The Code sets the professional standards of practice and behaviour for nurses, midwives and nursing associates, and the standards that patients and public tell us they expect from nurses, midwives and nursing associates. While the values and principles can be interpreted for particular practice settings, they are not negotiable.
If nurses, midwives or nursing associates fall short of the Code, what they did or failed to do may be serious professional misconduct. We'll need to investigate and take action if this is the case.
When does poor clinical practice become serious professional misconduct?
There are certain kinds of clinical concerns we think are the most serious because they may lead to patients or members of the public suffering harm.
Because fitness to practise is about keeping people safe, rather than punishing nurses, midwives and nursing associates for past mistakes, one-off clinical incidents won’t usually be considered serious professional misconduct.
Even where there has been serious harm to a patient or service-user, provided there is no longer a risk to patient safety, and the nurse, midwife or nursing associate has been open about what went wrong and can demonstrate that they have learned from it, we will not usually need to take action.
However, some concerns about patient harm will be so serious that they can't be addressed and we will need to take action to protect public confidence or to uphold professional standards. In cases like this, we will usually only need to take action if it's clear that the nurse, midwife or nursing associate deliberately chose to take an unreasonable risk with the safety of patients or service users in their care.
When we are looking at patient safety incidents involving nurses, midwives or nursing associates, we will always look carefully at the context in which they were practising. Even poor practice by a nurse, midwife or nursing associate might actually have happened because of underlying system failures.
In these circumstances, taking regulatory action against a nurse, midwife or nursing associate may be unfair, and may not stop similar incidents happening again in the future or keep people safe.
Our guidance about seriousness uses parts of the Code to explain what kinds of clinical concerns we think are the most serious.
What other kinds of misconduct are there?
Actions or failings which are related to clinical practice, but not a direct part of it, can be serious professional misconduct, as can issues about the nurse, midwife or nursing associate’s role as a registered professional.
Bullying and harassment of colleagues, dishonesty about qualifications or employment history, are just some examples.

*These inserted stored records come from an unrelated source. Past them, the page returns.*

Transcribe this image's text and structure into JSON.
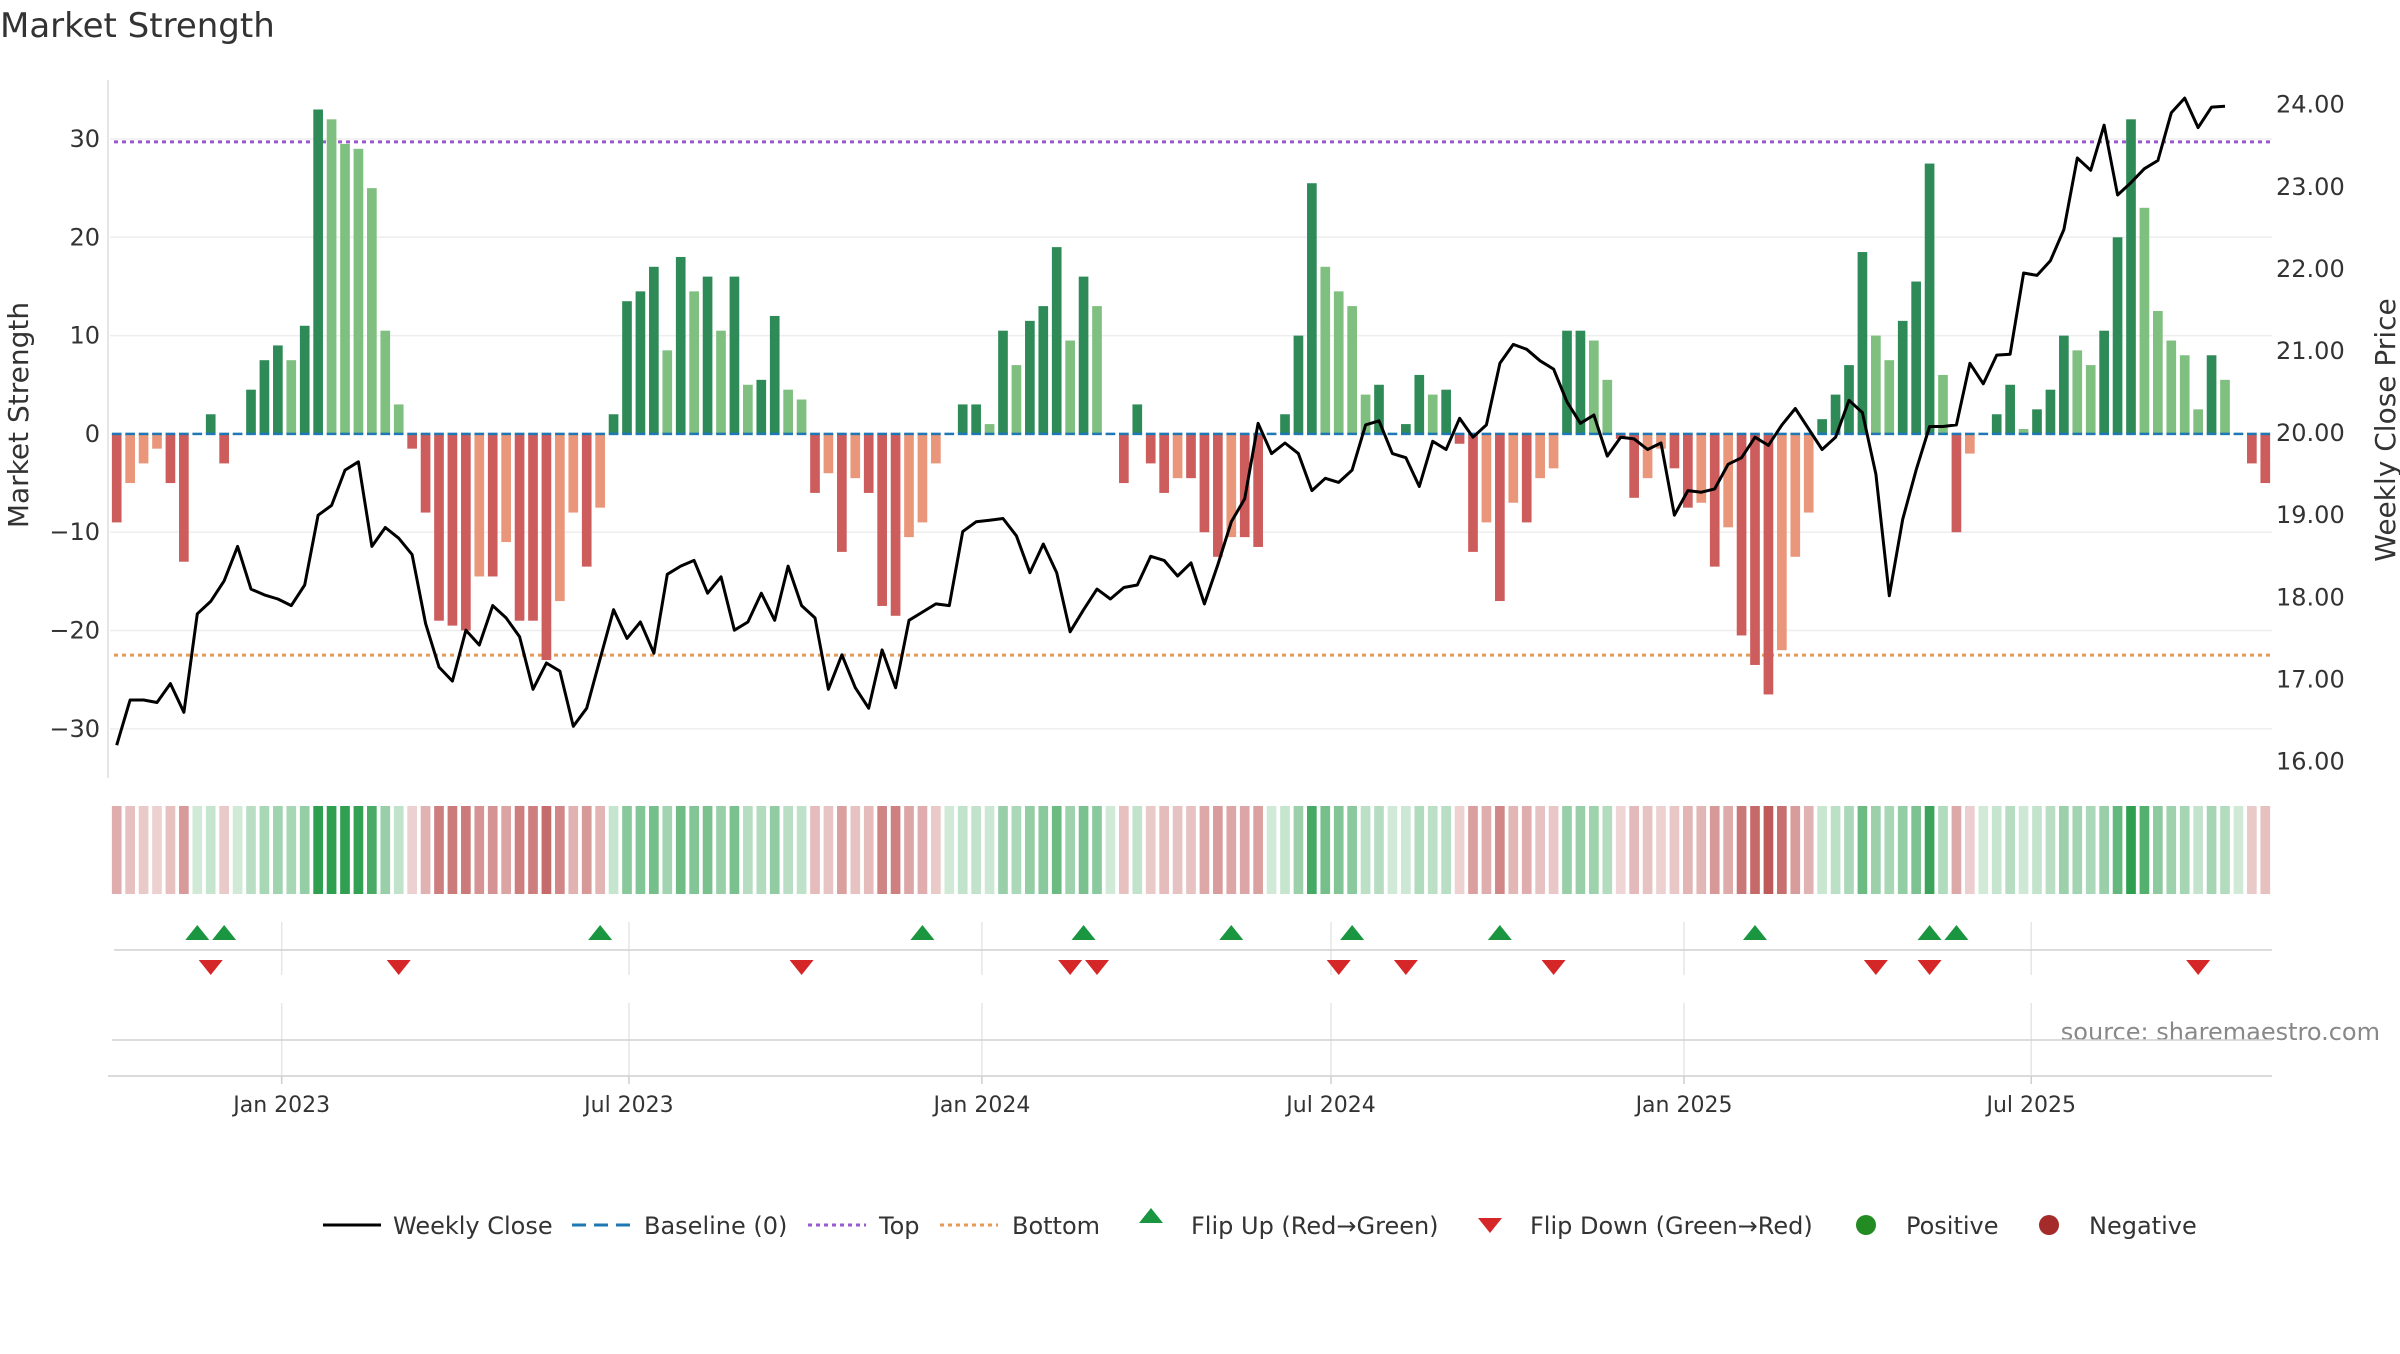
{
  "chart_data": {
    "type": "bar",
    "title": "Market Strength",
    "ylabel_left": "Market Strength",
    "ylabel_right": "Weekly Close Price",
    "source": "source: sharemaestro.com",
    "x_start": "2022-10-07",
    "week_step_days": 7,
    "left_ylim": [
      -35,
      36
    ],
    "left_ticks": [
      -30,
      -20,
      -10,
      0,
      10,
      20,
      30
    ],
    "right_ylim": [
      15.8,
      24.3
    ],
    "right_ticks": [
      "16.00",
      "17.00",
      "18.00",
      "19.00",
      "20.00",
      "21.00",
      "22.00",
      "23.00",
      "24.00"
    ],
    "x_ticks": [
      {
        "label": "Jan 2023",
        "date": "2023-01-01"
      },
      {
        "label": "Jul 2023",
        "date": "2023-07-01"
      },
      {
        "label": "Jan 2024",
        "date": "2024-01-01"
      },
      {
        "label": "Jul 2024",
        "date": "2024-07-01"
      },
      {
        "label": "Jan 2025",
        "date": "2025-01-01"
      },
      {
        "label": "Jul 2025",
        "date": "2025-07-01"
      }
    ],
    "top_level": 29.7,
    "bottom_level": -22.5,
    "strength": [
      -9,
      -5,
      -3,
      -1.5,
      -5,
      -13,
      0,
      2,
      -3,
      0,
      4.5,
      7.5,
      9,
      7.5,
      11,
      33,
      32,
      29.5,
      29,
      25,
      10.5,
      3,
      -1.5,
      -8,
      -19,
      -19.5,
      -20,
      -14.5,
      -14.5,
      -11,
      -19,
      -19,
      -23,
      -17,
      -8,
      -13.5,
      -7.5,
      2,
      13.5,
      14.5,
      17,
      8.5,
      18,
      14.5,
      16,
      10.5,
      16,
      5,
      5.5,
      12,
      4.5,
      3.5,
      -6,
      -4,
      -12,
      -4.5,
      -6,
      -17.5,
      -18.5,
      -10.5,
      -9,
      -3,
      0,
      3,
      3,
      1,
      10.5,
      7,
      11.5,
      13,
      19,
      9.5,
      16,
      13,
      0,
      -5,
      3,
      -3,
      -6,
      -4.5,
      -4.5,
      -10,
      -12.5,
      -10.5,
      -10.5,
      -11.5,
      0,
      2,
      10,
      25.5,
      17,
      14.5,
      13,
      4,
      5,
      0,
      1,
      6,
      4,
      4.5,
      -1,
      -12,
      -9,
      -17,
      -7,
      -9,
      -4.5,
      -3.5,
      10.5,
      10.5,
      9.5,
      5.5,
      -0.5,
      -6.5,
      -4.5,
      -1.5,
      -3.5,
      -7.5,
      -7,
      -13.5,
      -9.5,
      -20.5,
      -23.5,
      -26.5,
      -22,
      -12.5,
      -8,
      1.5,
      4,
      7,
      18.5,
      10,
      7.5,
      11.5,
      15.5,
      27.5,
      6,
      -10,
      -2,
      0,
      2,
      5,
      0.5,
      2.5,
      4.5,
      10,
      8.5,
      7,
      10.5,
      20,
      32,
      23,
      12.5,
      9.5,
      8,
      2.5,
      8,
      5.5,
      0,
      -3,
      -5
    ],
    "price": [
      16.2,
      16.75,
      16.75,
      16.72,
      16.95,
      16.6,
      17.8,
      17.95,
      18.2,
      18.62,
      18.1,
      18.03,
      17.98,
      17.9,
      18.15,
      19.0,
      19.12,
      19.55,
      19.65,
      18.62,
      18.85,
      18.72,
      18.52,
      17.68,
      17.15,
      16.98,
      17.6,
      17.42,
      17.9,
      17.75,
      17.52,
      16.88,
      17.2,
      17.1,
      16.43,
      16.65,
      17.25,
      17.85,
      17.5,
      17.7,
      17.32,
      18.28,
      18.38,
      18.45,
      18.05,
      18.25,
      17.6,
      17.7,
      18.05,
      17.72,
      18.38,
      17.9,
      17.75,
      16.88,
      17.3,
      16.9,
      16.65,
      17.36,
      16.9,
      17.72,
      17.82,
      17.92,
      17.9,
      18.8,
      18.92,
      18.94,
      18.96,
      18.75,
      18.3,
      18.65,
      18.3,
      17.58,
      17.85,
      18.1,
      17.98,
      18.12,
      18.15,
      18.5,
      18.45,
      18.26,
      18.42,
      17.92,
      18.4,
      18.92,
      19.2,
      20.12,
      19.75,
      19.88,
      19.75,
      19.3,
      19.45,
      19.4,
      19.55,
      20.1,
      20.15,
      19.75,
      19.7,
      19.35,
      19.9,
      19.8,
      20.18,
      19.95,
      20.1,
      20.85,
      21.08,
      21.02,
      20.88,
      20.78,
      20.38,
      20.12,
      20.22,
      19.72,
      19.95,
      19.93,
      19.8,
      19.88,
      19.0,
      19.3,
      19.28,
      19.32,
      19.62,
      19.7,
      19.95,
      19.85,
      20.1,
      20.3,
      20.05,
      19.8,
      19.95,
      20.4,
      20.25,
      19.5,
      18.02,
      18.95,
      19.55,
      20.08,
      20.08,
      20.1,
      20.85,
      20.6,
      20.95,
      20.96,
      21.95,
      21.92,
      22.1,
      22.48,
      23.35,
      23.2,
      23.75,
      22.9,
      23.05,
      23.22,
      23.32,
      23.9,
      24.08,
      23.72,
      23.97,
      23.98
    ],
    "flip_up_weeks": [
      6,
      8,
      36,
      60,
      72,
      83,
      92,
      103,
      122,
      135,
      137
    ],
    "flip_down_weeks": [
      7,
      21,
      51,
      71,
      73,
      91,
      96,
      107,
      131,
      135,
      155
    ]
  },
  "legend": {
    "weekly_close": "Weekly Close",
    "baseline": "Baseline (0)",
    "top": "Top",
    "bottom": "Bottom",
    "flip_up": "Flip Up (Red→Green)",
    "flip_down": "Flip Down (Green→Red)",
    "positive": "Positive",
    "negative": "Negative"
  },
  "colors": {
    "green_dark": "#2e8b57",
    "green_light": "#7fbf7f",
    "red_dark": "#cd5c5c",
    "red_light": "#e9967a",
    "top_line": "#9b59d0",
    "bottom_line": "#e59a57",
    "baseline": "#1f77b4",
    "price_line": "#000000",
    "flip_up": "#1a9641",
    "flip_down": "#d62728",
    "positive_dot": "#228b22",
    "negative_dot": "#a52a2a"
  }
}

A more extensive list is in our guidance about seriousness.
Sometimes, even the way a nurse, midwife or nursing associate conducts themselves in their private life could be serious professional misconduct.
This will usually only happen if the concerns raise fundamental questions about their trustworthiness as a registered professional or suggest a deep-seated attitudinal issue such as displaying discriminatory views and behaviours. This is a high threshold, because it means we may need to take action to protect public confidence in all nurses, midwives and nursing associates, or uphold professional standards.
Comparing misconduct in a nurse, midwife or nursing associate’s private life, to our approach to criminal convictions, we would say that only convictions for specified offences or ending with a sentence of imprisonment would be serious enough to raise fundamental questions about a nurse, midwife or nursing associate’s trustworthiness as a registered professional.
We don’t need to become involved in issues like bad timekeeping, or minor breaches of a local disciplinary policy, because they won’t put patients or members of the public at risk of suffering harm, and they don’t raise fundamental questions about a nurse, midwife or nursing associate’s trustworthiness as a registered professional.